Three factors explain why the Arizona Diamondbacks are one of MLB’s biggest shocks and are competing in the NL West.

Unexpectedly, the Arizona Diamondbacks had the third-best record in the National League as of Tuesday, trailing only the Los Angeles Dodgers and Atlanta Braves with a record of 28-20.

Their tiny (+15) run differential doesn’t support their 94-win pace yet, and it’s still early. However, few people outside of Arizona anticipated that at this point in the season, there would be a smaller gap between the Dodgers and Diamondbacks (1 1/2 games) than there would be between the Diamondbacks and San Diego Padres (6 1/2 games).


We wanted to use this occasion to review the Diamondbacks’ first-quarter performance even though it has become customary to ignore them because they haven’t played in the postseason since 2017 and haven’t even reached the League Championship Series since 2007. Please scroll gently with us as we discuss three of the most noteworthy dynamics at work in Arizona.


  1. Perdomo and Carroll have a big year

You would have been right to assume that Corbin Carroll would be the guy in question if we had informed you in March that a young Diamondbacks position player would lead the team in OPS+ and Wins Above Replacement.

However, you would have to discover the difference between being justified and being right the hard way. That’s because shortstop Geraldo Perdomo, 23, has surpassed Carroll in both of those metrics, as have the rest of his teammates.


Perdomo struggled mightily in his first full season in the majors last year, batting.195/.285/.262 in 148 games with almost as many strikeouts (103) as total bases (113). Whether out of choice or need, the Diamondbacks persisted with him, and it’s paying off.

His batting line through his first 37 games is.317/.418/.529 (161 OPS+). Perdomo was one of only five batters who entered the weekend with contact and chase rates in the 90th percentile or higher. Other people? Steven Kwan, Anthony Rendon, J.P. Crawford, Adley Rutschman, and others. That’s a good group of people, in our opinion.


In 114 fewer games than last season, Perdomo has nearly reached his home run total, but his rise is less a result of slugging the ball (he’s hitting the ball hard less frequently) and more a result of his aforementioned dedication to commanding the zone.
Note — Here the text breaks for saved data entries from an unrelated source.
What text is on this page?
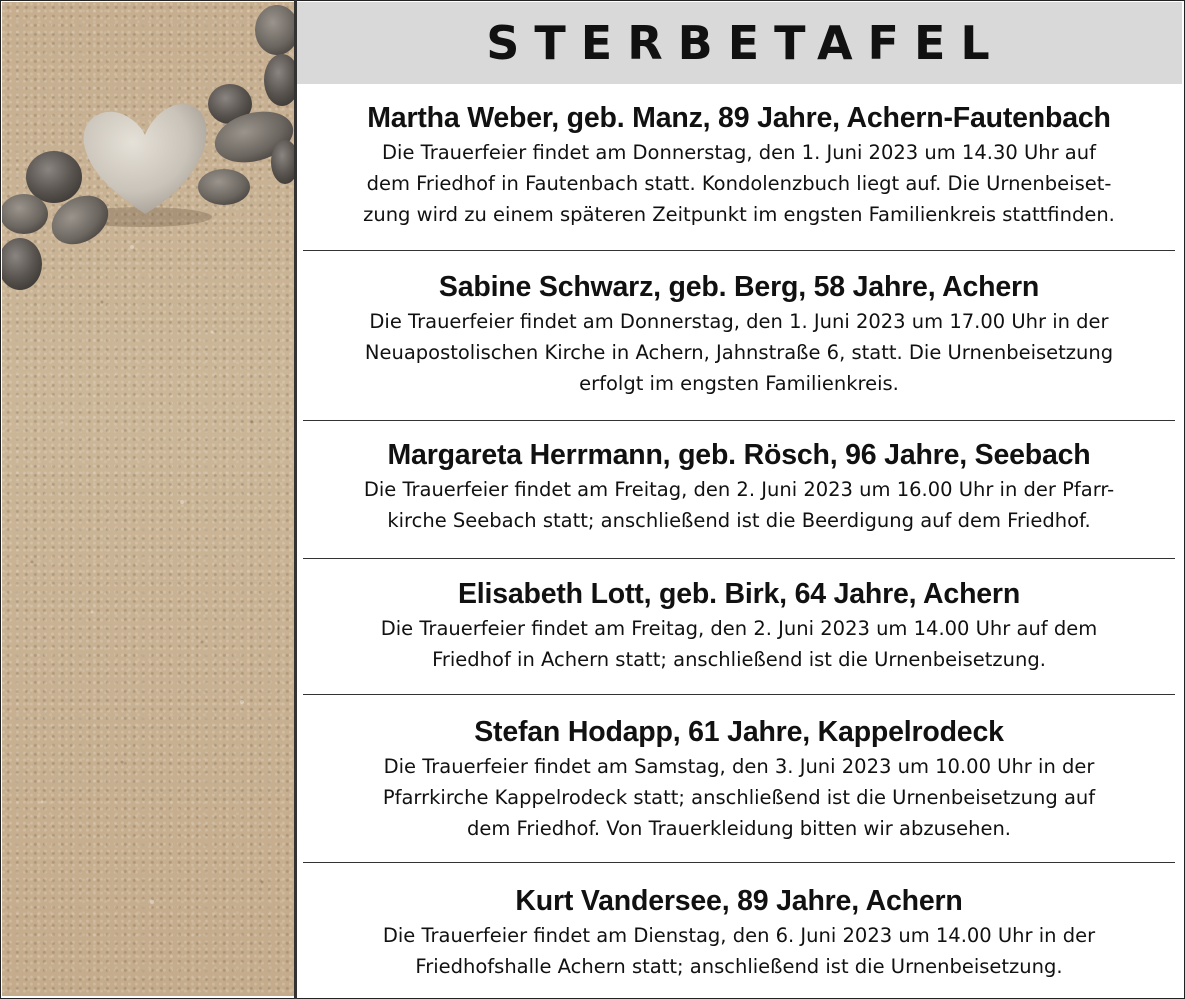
STERBETAFEL
Martha Weber, geb. Manz, 89 Jahre, Achern-Fautenbach

Die Trauerfeier findet am Donnerstag, den 1. Juni 2023 um 14.30 Uhr auf
dem Friedhof in Fautenbach statt. Kondolenzbuch liegt auf. Die Urnenbeiset-
zung wird zu einem späteren Zeitpunkt im engsten Familienkreis stattfinden.

Sabine Schwarz, geb. Berg, 58 Jahre, Achern

Die Trauerfeier findet am Donnerstag, den 1. Juni 2023 um 17.00 Uhr in der
Neuapostolischen Kirche in Achern, Jahnstraße 6, statt. Die Urnenbeisetzung
erfolgt im engsten Familienkreis.

Margareta Herrmann, geb. Rösch, 96 Jahre, Seebach

Die Trauerfeier findet am Freitag, den 2. Juni 2023 um 16.00 Uhr in der Pfarr-
kirche Seebach statt; anschließend ist die Beerdigung auf dem Friedhof.

Elisabeth Lott, geb. Birk, 64 Jahre, Achern

Die Trauerfeier findet am Freitag, den 2. Juni 2023 um 14.00 Uhr auf dem
Friedhof in Achern statt; anschließend ist die Urnenbeisetzung.

Stefan Hodapp, 61 Jahre, Kappelrodeck

Die Trauerfeier findet am Samstag, den 3. Juni 2023 um 10.00 Uhr in der
Pfarrkirche Kappelrodeck statt; anschließend ist die Urnenbeisetzung auf
dem Friedhof. Von Trauerkleidung bitten wir abzusehen.

Kurt Vandersee, 89 Jahre, Achern

Die Trauerfeier findet am Dienstag, den 6. Juni 2023 um 14.00 Uhr in der
Friedhofshalle Achern statt; anschließend ist die Urnenbeisetzung.
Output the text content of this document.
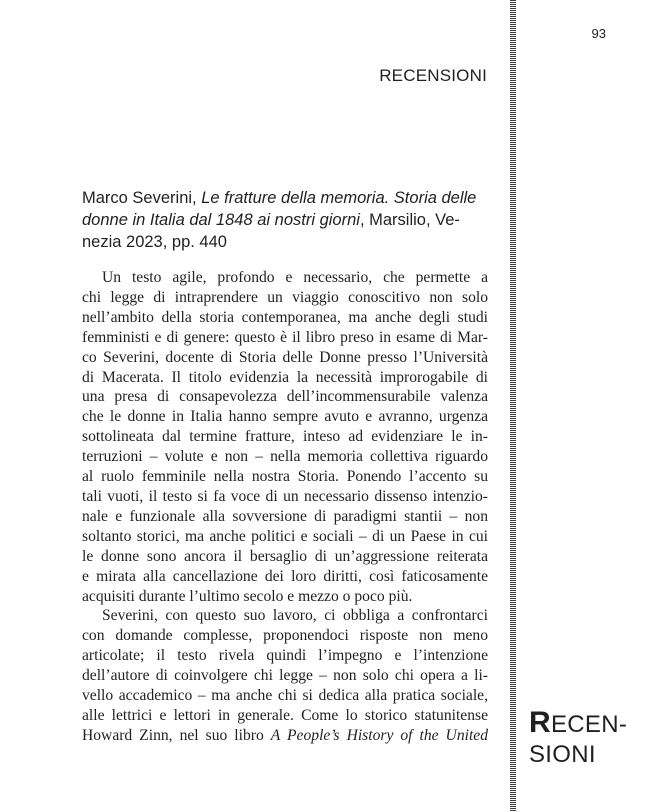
93
RECENSIONI
Marco Severini, Le fratture della memoria. Storia delle
donne in Italia dal 1848 ai nostri giorni, Marsilio, Ve-
nezia 2023, pp. 440
Un testo agile, profondo e necessario, che permette a
chi legge di intraprendere un viaggio conoscitivo non solo
nell’ambito della storia contemporanea, ma anche degli studi
femministi e di genere: questo è il libro preso in esame di Mar-
co Severini, docente di Storia delle Donne presso l’Università
di Macerata. Il titolo evidenzia la necessità improrogabile di
una presa di consapevolezza dell’incommensurabile valenza
che le donne in Italia hanno sempre avuto e avranno, urgenza
sottolineata dal termine fratture, inteso ad evidenziare le in-
terruzioni – volute e non – nella memoria collettiva riguardo
al ruolo femminile nella nostra Storia. Ponendo l’accento su
tali vuoti, il testo si fa voce di un necessario dissenso intenzio-
nale e funzionale alla sovversione di paradigmi stantii – non
soltanto storici, ma anche politici e sociali – di un Paese in cui
le donne sono ancora il bersaglio di un’aggressione reiterata
e mirata alla cancellazione dei loro diritti, così faticosamente
acquisiti durante l’ultimo secolo e mezzo o poco più.
Severini, con questo suo lavoro, ci obbliga a confrontarci
con domande complesse, proponendoci risposte non meno
articolate; il testo rivela quindi l’impegno e l’intenzione
dell’autore di coinvolgere chi legge – non solo chi opera a li-
vello accademico – ma anche chi si dedica alla pratica sociale,
alle lettrici e lettori in generale. Come lo storico statunitense
Howard Zinn, nel suo libro A People’s History of the United RECEN-
SIONI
He increased his in-zone contact percentage from 83.7% to 90.1%, and roughly 33% of his swings are landing in the sweet area (between 10 and 30 degrees). Perdomo is a clever player when you add in his renowned defense.


Carroll is doing really well as well. The fact that he has a well-rounded game is one of the reasons why we placed him as the No. 2 prospect in the country heading into the spring.

He has more pink and red on his Baseball Savant page than a CVS aisle during Valentine’s Day, so he has lived up to that reputation.

With seven home runs and 13 stolen bases (on 15 attempts), Carroll is slashing.275/.371/.490 (137 OPS+) overall. Additionally, he leads all big-league rookies with 1.5 Wins Above Replacement.


  1. The Varsho trade succeeds

How about 23-year-old backstop Gabriel Moreno when we’re talking about talented young athletes? It was worth being concerned that the Diamondbacks could ask Moreno to take on a bigger role than he was capable of handling when Carson Kelly broke his forearm late in the spring.

There goes that. Through his first 37 games, Moreno had a.301/.328/.374 (95 OPS+) batting line. He is in the 50th percentile for framing, which might be improved with time, but he has displayed a strong arm and is second in Statcast’s new caught stealing over average rating.

However, Moreno wasn’t the only player Arizona acquired in that transaction, which involved sending Daulton Varsho to the Toronto Blue Jays last December.

Lourdes Gurriel Jr., a seasoned outfielder who has hit.321/.376/.562 (156 OPS+) so far this season, was also acquired by them. Varsho, on the other hand, came into Tuesday with an OPS+ of 81, which is significantly lower than his normal range.


There is no reason to think Varsho or Gurriel will keep up their current paces going ahead because these things are fluid. In light of this, it is fair to say that the Diamondbacks have, so far, reaped more benefits from that trade than the Blue Jays, which is in large part why they have performed so well thus far.

  1. Gallen and Kelly smoothing out snags

Last time out, Zac Gallen struggled against the Pittsburgh Pirates, allowing eight earned runs in three and a third innings. This is noteworthy given that he had gone 28 innings without giving up a run in his previous seven outings, which featured six earned runs altogether.

Despite Gallen blowing it against the Pirates, he still has a starter ERA below 3.00, one of just two for the D-Backs. The other is Merrill Kelly.

Gallen and Kelly are having All-Star-caliber seasons, which is fortunate considering how inconsistent the rest of Arizona’s rotation has been. To round out their starting five, the Diamondbacks have settled on a combination of Ryne Nelson, Tommy Henry, and Brandon Pfaadt for the time being. Mixed findings were obtained.